A entrevista de CFA a JMJ na revista do Expresso deste fim-de-semana é um
prodigioso documento sobre a história democrática portuguesa e sobre a vertigem
da evolução política do personagem. Para além de outras dimensões preciosas para
o entendimento da história recente portuguesa, a entrevista fornece dados biográficos
de JMJ que me eram totalmente desconhecidos, dados que se cruzam com traços marcantes
da transição para a vida democrática em Portugal. Os traços de caracterização
de personalidades como Cavaco Silva, Dias Loureiro, Álvaro Cunhal, Mário
Soares, Otelo Saraiva de Carvalho, entre outros, são impiedosos e
simultaneamente extremamente credíveis, sobretudo porque são tratados com uma
contextualização bem informada e vivida pelo personagem.

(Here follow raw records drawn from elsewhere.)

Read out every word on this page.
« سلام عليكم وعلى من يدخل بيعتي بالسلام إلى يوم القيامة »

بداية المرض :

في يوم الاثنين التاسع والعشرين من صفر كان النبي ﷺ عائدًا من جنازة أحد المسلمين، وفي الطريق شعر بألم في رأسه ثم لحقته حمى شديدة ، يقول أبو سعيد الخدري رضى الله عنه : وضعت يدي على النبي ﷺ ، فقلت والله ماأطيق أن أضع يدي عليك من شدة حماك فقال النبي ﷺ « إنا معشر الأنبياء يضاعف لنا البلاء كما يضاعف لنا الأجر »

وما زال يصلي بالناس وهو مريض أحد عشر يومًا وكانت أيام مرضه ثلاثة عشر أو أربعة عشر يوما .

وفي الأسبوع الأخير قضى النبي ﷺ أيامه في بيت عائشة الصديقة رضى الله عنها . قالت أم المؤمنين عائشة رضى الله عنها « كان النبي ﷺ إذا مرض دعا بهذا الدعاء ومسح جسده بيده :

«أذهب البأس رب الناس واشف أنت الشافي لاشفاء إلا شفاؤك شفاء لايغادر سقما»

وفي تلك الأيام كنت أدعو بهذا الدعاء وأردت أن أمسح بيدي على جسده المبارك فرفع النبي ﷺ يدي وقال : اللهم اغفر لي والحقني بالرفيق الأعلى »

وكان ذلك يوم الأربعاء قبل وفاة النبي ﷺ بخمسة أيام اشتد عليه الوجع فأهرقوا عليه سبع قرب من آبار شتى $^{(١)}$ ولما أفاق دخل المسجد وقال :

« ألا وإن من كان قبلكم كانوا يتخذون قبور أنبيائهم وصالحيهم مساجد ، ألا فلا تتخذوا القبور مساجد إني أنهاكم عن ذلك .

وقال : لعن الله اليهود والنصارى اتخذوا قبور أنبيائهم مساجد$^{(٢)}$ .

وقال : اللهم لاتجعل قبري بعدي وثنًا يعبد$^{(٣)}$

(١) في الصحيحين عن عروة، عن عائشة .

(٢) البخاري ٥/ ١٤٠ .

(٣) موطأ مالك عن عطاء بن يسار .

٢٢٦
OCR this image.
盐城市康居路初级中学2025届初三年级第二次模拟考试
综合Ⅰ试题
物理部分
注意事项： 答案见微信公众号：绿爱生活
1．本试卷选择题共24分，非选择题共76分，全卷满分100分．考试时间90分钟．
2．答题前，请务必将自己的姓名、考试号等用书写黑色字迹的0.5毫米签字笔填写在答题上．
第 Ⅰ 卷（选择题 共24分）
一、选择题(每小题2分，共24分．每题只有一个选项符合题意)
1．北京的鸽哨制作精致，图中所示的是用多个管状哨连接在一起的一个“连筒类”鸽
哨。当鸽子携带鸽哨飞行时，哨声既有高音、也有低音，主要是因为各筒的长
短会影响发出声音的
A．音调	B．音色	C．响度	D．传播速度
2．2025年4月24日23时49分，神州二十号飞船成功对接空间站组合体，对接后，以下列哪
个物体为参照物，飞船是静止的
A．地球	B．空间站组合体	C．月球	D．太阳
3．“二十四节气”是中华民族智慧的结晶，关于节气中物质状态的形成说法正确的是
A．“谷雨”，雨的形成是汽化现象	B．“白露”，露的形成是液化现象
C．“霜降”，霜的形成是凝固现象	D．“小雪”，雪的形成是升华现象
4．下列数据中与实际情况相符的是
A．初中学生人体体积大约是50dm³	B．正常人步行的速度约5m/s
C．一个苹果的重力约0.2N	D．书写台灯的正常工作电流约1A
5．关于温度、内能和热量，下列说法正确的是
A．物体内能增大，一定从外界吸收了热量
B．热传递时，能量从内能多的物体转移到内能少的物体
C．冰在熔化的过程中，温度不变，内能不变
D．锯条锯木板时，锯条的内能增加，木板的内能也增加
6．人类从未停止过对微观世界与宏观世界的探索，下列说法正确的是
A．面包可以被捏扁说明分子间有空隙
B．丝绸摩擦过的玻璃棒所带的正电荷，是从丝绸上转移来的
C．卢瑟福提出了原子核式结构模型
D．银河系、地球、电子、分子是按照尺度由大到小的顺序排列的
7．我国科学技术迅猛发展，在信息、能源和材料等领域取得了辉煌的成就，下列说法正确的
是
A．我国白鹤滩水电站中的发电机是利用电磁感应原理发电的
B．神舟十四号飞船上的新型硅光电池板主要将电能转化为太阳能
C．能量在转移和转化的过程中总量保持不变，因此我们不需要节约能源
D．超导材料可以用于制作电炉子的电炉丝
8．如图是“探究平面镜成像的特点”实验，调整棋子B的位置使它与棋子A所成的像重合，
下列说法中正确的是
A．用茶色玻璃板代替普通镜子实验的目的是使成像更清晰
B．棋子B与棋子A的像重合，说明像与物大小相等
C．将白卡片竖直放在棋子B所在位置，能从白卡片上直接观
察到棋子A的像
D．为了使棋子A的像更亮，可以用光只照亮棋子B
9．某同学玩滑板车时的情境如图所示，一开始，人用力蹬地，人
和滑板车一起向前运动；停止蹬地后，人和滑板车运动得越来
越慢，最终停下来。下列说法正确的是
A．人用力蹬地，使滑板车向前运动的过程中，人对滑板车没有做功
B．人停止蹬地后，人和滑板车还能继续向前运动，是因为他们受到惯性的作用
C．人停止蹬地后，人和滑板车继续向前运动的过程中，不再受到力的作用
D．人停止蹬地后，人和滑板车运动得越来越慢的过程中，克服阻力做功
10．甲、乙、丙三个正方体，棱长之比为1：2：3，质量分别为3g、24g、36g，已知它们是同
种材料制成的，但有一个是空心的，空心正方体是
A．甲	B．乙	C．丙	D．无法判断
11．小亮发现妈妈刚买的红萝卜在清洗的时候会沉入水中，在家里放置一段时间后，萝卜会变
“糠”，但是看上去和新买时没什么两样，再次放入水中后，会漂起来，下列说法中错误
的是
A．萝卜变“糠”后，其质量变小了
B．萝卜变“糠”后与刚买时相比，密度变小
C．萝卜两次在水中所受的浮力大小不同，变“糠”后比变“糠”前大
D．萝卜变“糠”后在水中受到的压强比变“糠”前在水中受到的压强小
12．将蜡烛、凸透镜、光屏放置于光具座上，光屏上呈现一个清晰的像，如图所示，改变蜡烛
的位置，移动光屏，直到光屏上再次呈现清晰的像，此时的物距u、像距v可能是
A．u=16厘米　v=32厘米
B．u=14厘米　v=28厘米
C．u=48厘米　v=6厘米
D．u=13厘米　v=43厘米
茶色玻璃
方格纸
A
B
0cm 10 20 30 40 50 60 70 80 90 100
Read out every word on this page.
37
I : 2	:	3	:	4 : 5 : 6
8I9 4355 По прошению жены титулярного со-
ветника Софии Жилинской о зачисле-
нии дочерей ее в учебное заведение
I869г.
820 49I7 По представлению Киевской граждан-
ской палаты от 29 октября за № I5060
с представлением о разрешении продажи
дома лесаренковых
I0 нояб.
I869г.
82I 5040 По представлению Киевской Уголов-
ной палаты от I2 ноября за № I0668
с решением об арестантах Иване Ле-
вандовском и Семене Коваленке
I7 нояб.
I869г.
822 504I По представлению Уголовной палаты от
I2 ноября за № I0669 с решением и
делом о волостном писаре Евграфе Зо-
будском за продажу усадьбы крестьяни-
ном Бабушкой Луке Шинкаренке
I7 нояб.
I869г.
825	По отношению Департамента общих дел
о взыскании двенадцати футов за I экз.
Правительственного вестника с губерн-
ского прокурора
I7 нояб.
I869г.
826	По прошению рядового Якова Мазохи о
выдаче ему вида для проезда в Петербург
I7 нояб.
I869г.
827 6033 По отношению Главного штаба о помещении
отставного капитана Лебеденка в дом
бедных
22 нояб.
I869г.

Mas o que é verdadeiramente notável na entrevista é a vertigem da evolução
política de JMJ, numa viagem cheia de paradoxos e contradições desde a sua
ligação ao pai comunista e amigo de Álvaro Cunhal até às suas deambulações pela
extrema-direita (que designa de não radical e extremista) e por outras paragens,
não esquecendo a sua passagem pela prisão nos tempos do 28 de setembro. CFA está
à altura dessa vertigem e uma grande parte do mérito do documento que a
entrevista representa é da jornalista e acutilante entrevistadora. São também
fascinantes as suas reflexões e memórias sobre o universo da advocacia e a sua
fixação nos “advogados de negócios” grupo com o qual não se identifica,
sobretudo agora quando, anuncia o próprio, se vai retirar aos 70 anos da
atividade profissional, neste momento concentrada em funções de arbitragem entre
grandes empresas de âmbito global.
Pode uma entrevista ser uma peça de análise histórica para memória futura?
Sim, pode e esta pertence com justiça e rigor a esse grupo.